An organization that some rebellious teen-agers call ``the Nazi parents'' is the subject of a gripping and controversial drama many families may find especially relevant in this era of troubled youngsters. Toughlove (ABC, Sunday, Oct. 13, 9-11 p.m.) tries to deal with an honest problem: Do parents have the right -- perhaps even the obligation -- to take drastic steps to keep their troubled child from wrecking the family as well as his own life?

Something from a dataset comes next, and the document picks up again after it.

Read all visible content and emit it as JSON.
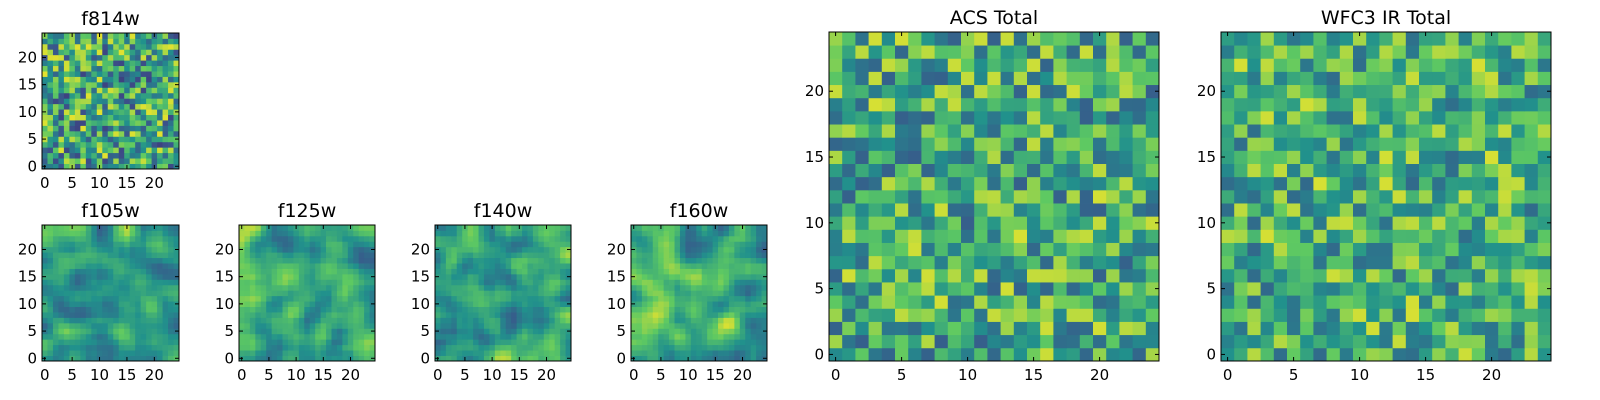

Toughlove is an actual organization with 1,500 chapters which maintains a family support program. Much like Alcoholics Anonymous, it encourages parents to stop being intimidated and manipulated by unruly offspring and helps them force the teen-agers to face the often unpleasant consequences of their behavior. Sometimes this means allowing the youngster to be taken into police custody, barring him from access to home, enforcing signed contracts between parent and child as to daily routines.
Many parents, especially overprotective ones, may cringe at some of the methods used, and family counseling experts may worry that deep-seated problems could be overlooked in this Toughlove procedure.

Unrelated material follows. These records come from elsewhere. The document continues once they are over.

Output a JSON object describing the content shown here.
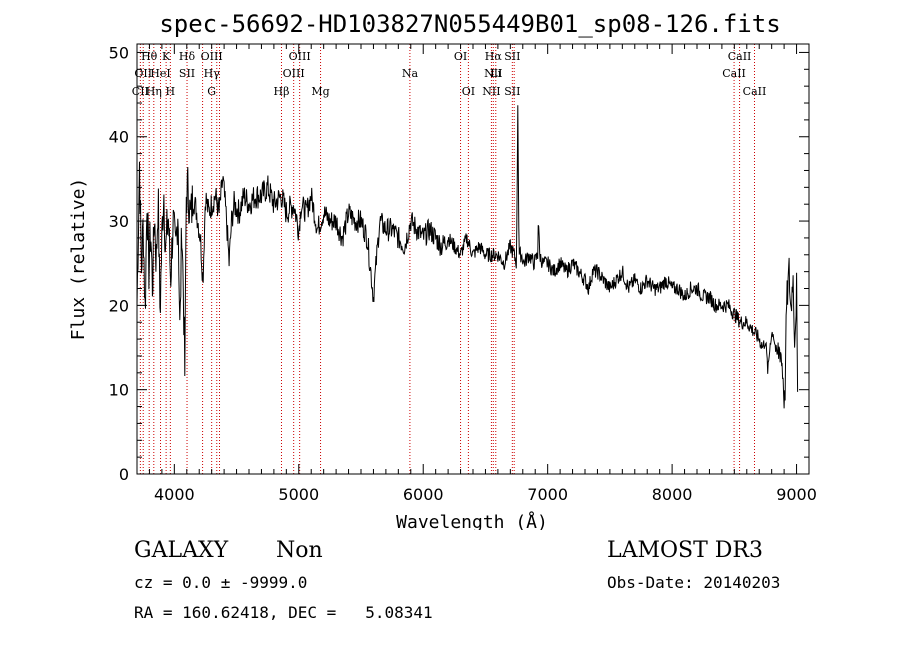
{
  "chart_data": {
    "type": "line",
    "title": "spec-56692-HD103827N055449B01_sp08-126.fits",
    "xlabel": "Wavelength (Å)",
    "ylabel": "Flux (relative)",
    "xlim": [
      3700,
      9100
    ],
    "ylim": [
      0,
      51
    ],
    "xticks": [
      4000,
      5000,
      6000,
      7000,
      8000,
      9000
    ],
    "yticks": [
      0,
      10,
      20,
      30,
      40,
      50
    ],
    "grid": false,
    "line_color": "#000000",
    "marker_color": "#cc0000",
    "series": [
      {
        "name": "spectrum",
        "anchors": [
          [
            3700,
            20
          ],
          [
            3720,
            37
          ],
          [
            3735,
            24
          ],
          [
            3750,
            30
          ],
          [
            3765,
            19
          ],
          [
            3780,
            33
          ],
          [
            3795,
            24
          ],
          [
            3810,
            29
          ],
          [
            3825,
            22
          ],
          [
            3840,
            31
          ],
          [
            3855,
            25
          ],
          [
            3870,
            33
          ],
          [
            3885,
            19
          ],
          [
            3900,
            28
          ],
          [
            3915,
            34
          ],
          [
            3930,
            26
          ],
          [
            3950,
            31
          ],
          [
            3970,
            23
          ],
          [
            3990,
            30
          ],
          [
            4010,
            26
          ],
          [
            4030,
            32
          ],
          [
            4045,
            16
          ],
          [
            4060,
            30
          ],
          [
            4075,
            20
          ],
          [
            4085,
            11
          ],
          [
            4095,
            33
          ],
          [
            4110,
            34
          ],
          [
            4130,
            30
          ],
          [
            4150,
            33
          ],
          [
            4180,
            31
          ],
          [
            4210,
            28
          ],
          [
            4230,
            23
          ],
          [
            4250,
            33
          ],
          [
            4275,
            31
          ],
          [
            4300,
            32
          ],
          [
            4330,
            33
          ],
          [
            4360,
            31
          ],
          [
            4390,
            35
          ],
          [
            4420,
            30
          ],
          [
            4440,
            25
          ],
          [
            4460,
            30
          ],
          [
            4480,
            32
          ],
          [
            4520,
            31
          ],
          [
            4560,
            33
          ],
          [
            4600,
            32
          ],
          [
            4650,
            33
          ],
          [
            4700,
            33
          ],
          [
            4750,
            34
          ],
          [
            4800,
            32
          ],
          [
            4860,
            33
          ],
          [
            4900,
            31
          ],
          [
            4960,
            32
          ],
          [
            5000,
            29
          ],
          [
            5020,
            32
          ],
          [
            5060,
            31
          ],
          [
            5100,
            33
          ],
          [
            5150,
            29
          ],
          [
            5200,
            31
          ],
          [
            5250,
            30
          ],
          [
            5300,
            30
          ],
          [
            5350,
            28
          ],
          [
            5400,
            31
          ],
          [
            5450,
            30
          ],
          [
            5500,
            30
          ],
          [
            5550,
            28
          ],
          [
            5600,
            21
          ],
          [
            5650,
            30
          ],
          [
            5700,
            29
          ],
          [
            5750,
            29
          ],
          [
            5800,
            28
          ],
          [
            5850,
            27
          ],
          [
            5900,
            30
          ],
          [
            5950,
            29
          ],
          [
            6000,
            28
          ],
          [
            6050,
            29
          ],
          [
            6100,
            28
          ],
          [
            6150,
            27
          ],
          [
            6200,
            28
          ],
          [
            6250,
            27
          ],
          [
            6300,
            26
          ],
          [
            6350,
            28
          ],
          [
            6400,
            26
          ],
          [
            6450,
            27
          ],
          [
            6500,
            26
          ],
          [
            6550,
            26
          ],
          [
            6600,
            26
          ],
          [
            6650,
            25
          ],
          [
            6700,
            27
          ],
          [
            6730,
            26
          ],
          [
            6750,
            25
          ],
          [
            6760,
            44
          ],
          [
            6770,
            26
          ],
          [
            6790,
            26
          ],
          [
            6810,
            25
          ],
          [
            6850,
            26
          ],
          [
            6890,
            25
          ],
          [
            6920,
            26
          ],
          [
            6925,
            31
          ],
          [
            6935,
            26
          ],
          [
            6960,
            25
          ],
          [
            7000,
            25
          ],
          [
            7050,
            24
          ],
          [
            7100,
            25
          ],
          [
            7150,
            24
          ],
          [
            7200,
            25
          ],
          [
            7250,
            24
          ],
          [
            7300,
            23
          ],
          [
            7330,
            22
          ],
          [
            7360,
            24
          ],
          [
            7400,
            24
          ],
          [
            7450,
            23
          ],
          [
            7500,
            22
          ],
          [
            7550,
            23
          ],
          [
            7600,
            24
          ],
          [
            7650,
            22
          ],
          [
            7700,
            23
          ],
          [
            7750,
            22
          ],
          [
            7800,
            23
          ],
          [
            7850,
            22
          ],
          [
            7900,
            22
          ],
          [
            7950,
            23
          ],
          [
            8000,
            22
          ],
          [
            8050,
            22
          ],
          [
            8100,
            21
          ],
          [
            8150,
            22
          ],
          [
            8200,
            22
          ],
          [
            8250,
            21
          ],
          [
            8300,
            21
          ],
          [
            8350,
            20
          ],
          [
            8400,
            20
          ],
          [
            8450,
            20
          ],
          [
            8500,
            19
          ],
          [
            8550,
            18
          ],
          [
            8600,
            18
          ],
          [
            8650,
            17
          ],
          [
            8700,
            16
          ],
          [
            8730,
            15
          ],
          [
            8750,
            16
          ],
          [
            8770,
            12
          ],
          [
            8790,
            16
          ],
          [
            8810,
            17
          ],
          [
            8840,
            14
          ],
          [
            8870,
            15
          ],
          [
            8890,
            12
          ],
          [
            8905,
            8
          ],
          [
            8920,
            20
          ],
          [
            8940,
            24
          ],
          [
            8955,
            19
          ],
          [
            8970,
            24
          ],
          [
            8985,
            16
          ],
          [
            9000,
            22
          ],
          [
            9010,
            4
          ]
        ]
      }
    ],
    "lines": [
      {
        "wl": 3727,
        "labels": [
          [
            "CII",
            3
          ]
        ]
      },
      {
        "wl": 3750,
        "labels": [
          [
            "OII",
            2
          ]
        ]
      },
      {
        "wl": 3798,
        "labels": [
          [
            "Hθ",
            1
          ]
        ]
      },
      {
        "wl": 3835,
        "labels": [
          [
            "Hη",
            3
          ]
        ]
      },
      {
        "wl": 3889,
        "labels": [
          [
            "HeI",
            2
          ]
        ]
      },
      {
        "wl": 3934,
        "labels": [
          [
            "K",
            1
          ]
        ]
      },
      {
        "wl": 3968,
        "labels": [
          [
            "H",
            3
          ]
        ]
      },
      {
        "wl": 4102,
        "labels": [
          [
            "Hδ",
            1
          ],
          [
            "SII",
            2
          ]
        ]
      },
      {
        "wl": 4227,
        "labels": []
      },
      {
        "wl": 4300,
        "labels": [
          [
            "OIII",
            1
          ],
          [
            "Hγ",
            2
          ],
          [
            "G",
            3
          ]
        ]
      },
      {
        "wl": 4341,
        "labels": []
      },
      {
        "wl": 4363,
        "labels": []
      },
      {
        "wl": 4861,
        "labels": [
          [
            "Hβ",
            3
          ]
        ]
      },
      {
        "wl": 4959,
        "labels": [
          [
            "OIII",
            2
          ]
        ]
      },
      {
        "wl": 5007,
        "labels": [
          [
            "OIII",
            1
          ]
        ]
      },
      {
        "wl": 5175,
        "labels": [
          [
            "Mg",
            3
          ]
        ]
      },
      {
        "wl": 5893,
        "labels": [
          [
            "Na",
            2
          ]
        ]
      },
      {
        "wl": 6300,
        "labels": [
          [
            "OI",
            1
          ]
        ]
      },
      {
        "wl": 6363,
        "labels": [
          [
            "OI",
            3
          ]
        ]
      },
      {
        "wl": 6548,
        "labels": [
          [
            "NII",
            3
          ]
        ]
      },
      {
        "wl": 6563,
        "labels": [
          [
            "Hα",
            1
          ],
          [
            "NII",
            2
          ]
        ]
      },
      {
        "wl": 6583,
        "labels": [
          [
            "Li",
            2
          ]
        ]
      },
      {
        "wl": 6716,
        "labels": [
          [
            "SII",
            1
          ],
          [
            "SII",
            3
          ]
        ]
      },
      {
        "wl": 6731,
        "labels": []
      },
      {
        "wl": 8498,
        "labels": [
          [
            "CaII",
            2
          ]
        ]
      },
      {
        "wl": 8542,
        "labels": [
          [
            "CaII",
            1
          ]
        ]
      },
      {
        "wl": 8662,
        "labels": [
          [
            "CaII",
            3
          ]
        ]
      }
    ]
  },
  "info": {
    "class": "GALAXY",
    "subclass": "Non",
    "survey": "LAMOST DR3",
    "cz": "cz = 0.0 ± -9999.0",
    "obs_date": "Obs-Date: 20140203",
    "radec": "RA = 160.62418, DEC =   5.08341"
  }
}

This ``ABC Theatre'' special makes no attempt to study the pros and cons of the Toughlove method; the only reservation seems to be the father's reluctance to bare family secrets in the group encounter sessions at which the troubled youngster himself is never present.
The plot of this special is basically a case history in which Lee Remick, Bruce Dern, and Piper Laurie skillfully play parents who, seemingly for no reason other than that ``chemicals and sleaze are available around every corner,'' are faced with problem children who do not respond to outward displays of love and normal methods of family discipline. The organization Toughlove comes to the rescue and manages to succeed in bringing one of the children back into the cold but loving arms of his parents. Yet
the possibility of Toughlove failure is not even hinted at when the other disturbed child, despite the ministering of the Toughlove group, dies of a drug overdose.
``Toughlove,'' the special, will be very comforting for parents who are trying to cope with similar problem children -- especially parents who are searching desperately for reasons outside the family group. They will be especially fortified by the attitude that whether you have been a good parent or a bad one, this kind of thing shouldn't happen to you.
Perhaps some of the Toughlove philosophy is psychologically authentic, and it seems to have proven itself in many cases, but I would feel more comfortable if the drama delved a bit more into other avenues of help and speculated a bit more on causes. However, it does make a poignant case for the bewilderment of parents in such situations.
``I know I should say I learned my lesson and I'm sorry, but I don't know if that's the reason,'' says the son when he returns home, tamed.
``It doesn't matter what the reason is,'' says Dad.
Well, it does matter. And while Karen Hall's screenplay makes a valiant, empathic attempt at stating the problem and portraying a rather drastic method used to find a solution, it would have made a greater contribution if there were more delving into the why.